# A Proteomic Signature of Healthspan

**Authors:** Chia-Ling Kuo, Peiran Liu, Richard Fortinsky, George Kuchel, Breno Diniz

PMC · DOI: 10.1093/geroni/igaf122.2087 · Innovation in Aging · 2025-12-31

## TL;DR

Researchers developed a new proteomic score to assess healthspan, which better predicts chronic disease and mortality than existing aging measures.

## Contribution

The study introduces a novel healthspan proteomic score (HPS) that outperforms existing biological age measures in predicting adverse health outcomes.

## Key findings

- HPS outperformed chronological age and other biological age measures in predicting mortality and chronic diseases.
- Individuals at higher health risk (e.g., smokers, obese individuals) had lower HPS values.
- HPS aligns with biological aging hallmarks like immune response and metabolic regulation.

## Abstract

Despite significant efforts to develop biomarkers of aging, few studies have focused on biomarkers of healthspan. We developed a proteomics-based signature of healthspan (healthspan proteomic score (HPS)) using proteomic data from the Olink Explorer 3072 assay in the UK Biobank Pharma Proteomics Project (53,018 individuals and 2920 proteins). Unlike previous biological age predictors trained to predict chronological age, mortality, or organ/disease-specific predictors, HPS was developed to evaluate the risk of a major chronic disease or mortality based on a healthspan definition.
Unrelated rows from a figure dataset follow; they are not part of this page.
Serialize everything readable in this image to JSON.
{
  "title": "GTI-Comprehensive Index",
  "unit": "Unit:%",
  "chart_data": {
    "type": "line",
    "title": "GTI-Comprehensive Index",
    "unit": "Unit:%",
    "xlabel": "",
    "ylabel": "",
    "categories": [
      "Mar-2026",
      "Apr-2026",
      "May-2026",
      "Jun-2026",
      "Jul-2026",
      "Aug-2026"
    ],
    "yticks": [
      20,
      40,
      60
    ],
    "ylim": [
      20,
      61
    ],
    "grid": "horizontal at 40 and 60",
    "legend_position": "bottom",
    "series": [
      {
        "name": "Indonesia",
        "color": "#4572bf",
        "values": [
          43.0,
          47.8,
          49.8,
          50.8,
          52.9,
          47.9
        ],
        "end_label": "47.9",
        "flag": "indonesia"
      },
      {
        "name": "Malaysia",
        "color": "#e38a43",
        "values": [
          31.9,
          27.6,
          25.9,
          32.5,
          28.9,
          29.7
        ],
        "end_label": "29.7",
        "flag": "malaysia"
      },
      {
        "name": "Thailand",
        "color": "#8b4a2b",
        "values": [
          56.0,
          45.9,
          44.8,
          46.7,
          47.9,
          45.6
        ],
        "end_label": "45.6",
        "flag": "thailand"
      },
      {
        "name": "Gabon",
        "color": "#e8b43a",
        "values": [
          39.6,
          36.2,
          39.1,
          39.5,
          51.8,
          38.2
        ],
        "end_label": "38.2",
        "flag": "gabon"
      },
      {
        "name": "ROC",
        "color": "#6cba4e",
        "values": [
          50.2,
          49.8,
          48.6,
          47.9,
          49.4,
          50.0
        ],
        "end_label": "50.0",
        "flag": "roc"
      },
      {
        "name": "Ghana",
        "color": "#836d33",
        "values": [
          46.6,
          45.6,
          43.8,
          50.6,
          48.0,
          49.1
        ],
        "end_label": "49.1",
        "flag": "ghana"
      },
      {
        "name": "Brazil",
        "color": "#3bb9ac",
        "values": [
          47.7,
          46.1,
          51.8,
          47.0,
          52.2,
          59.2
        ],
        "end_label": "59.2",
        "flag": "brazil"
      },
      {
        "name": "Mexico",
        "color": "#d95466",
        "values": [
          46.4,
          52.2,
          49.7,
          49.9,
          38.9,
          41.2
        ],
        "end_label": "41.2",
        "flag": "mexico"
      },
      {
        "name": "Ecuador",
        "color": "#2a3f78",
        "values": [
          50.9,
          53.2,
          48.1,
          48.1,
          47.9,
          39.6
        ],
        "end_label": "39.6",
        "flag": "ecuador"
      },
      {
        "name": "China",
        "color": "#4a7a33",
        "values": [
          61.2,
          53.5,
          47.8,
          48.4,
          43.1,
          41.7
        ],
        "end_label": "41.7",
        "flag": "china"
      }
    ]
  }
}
HPS outperformed chronological age and other biological age measures in predicting mortality and various chronic diseases. Subgroup analyses revealed that individuals at higher risk for adverse health outcomes—such as males, older adults, current or former smokers, obese individuals, and those with hypertension or hypercholesterolemia—had lower HPS values, indicating a less healthy systemic biological status in these groups. Additionally, the biological processes associated with HPS align with the hallmarks of biological aging, particularly immune response, inflammation, cellular signaling, and metabolic regulation, providing a strong biological validation of HPS as an integrative measure of biological aging. HPS serves as a novel proteomic aging measure, complementing existing proteomic and epigenetic measures. Combining HPS and a proteomic aging clock developed to predict mortality strengthens the associations with mortality and multiple adverse health outcomes. Overall, HPS is a valid biological aging measure, having strong clinical, predictive, and biological validity, making it a valuable tool for assessing healthspan in humans and potentially guiding the development of geroscience-based interventions in the future.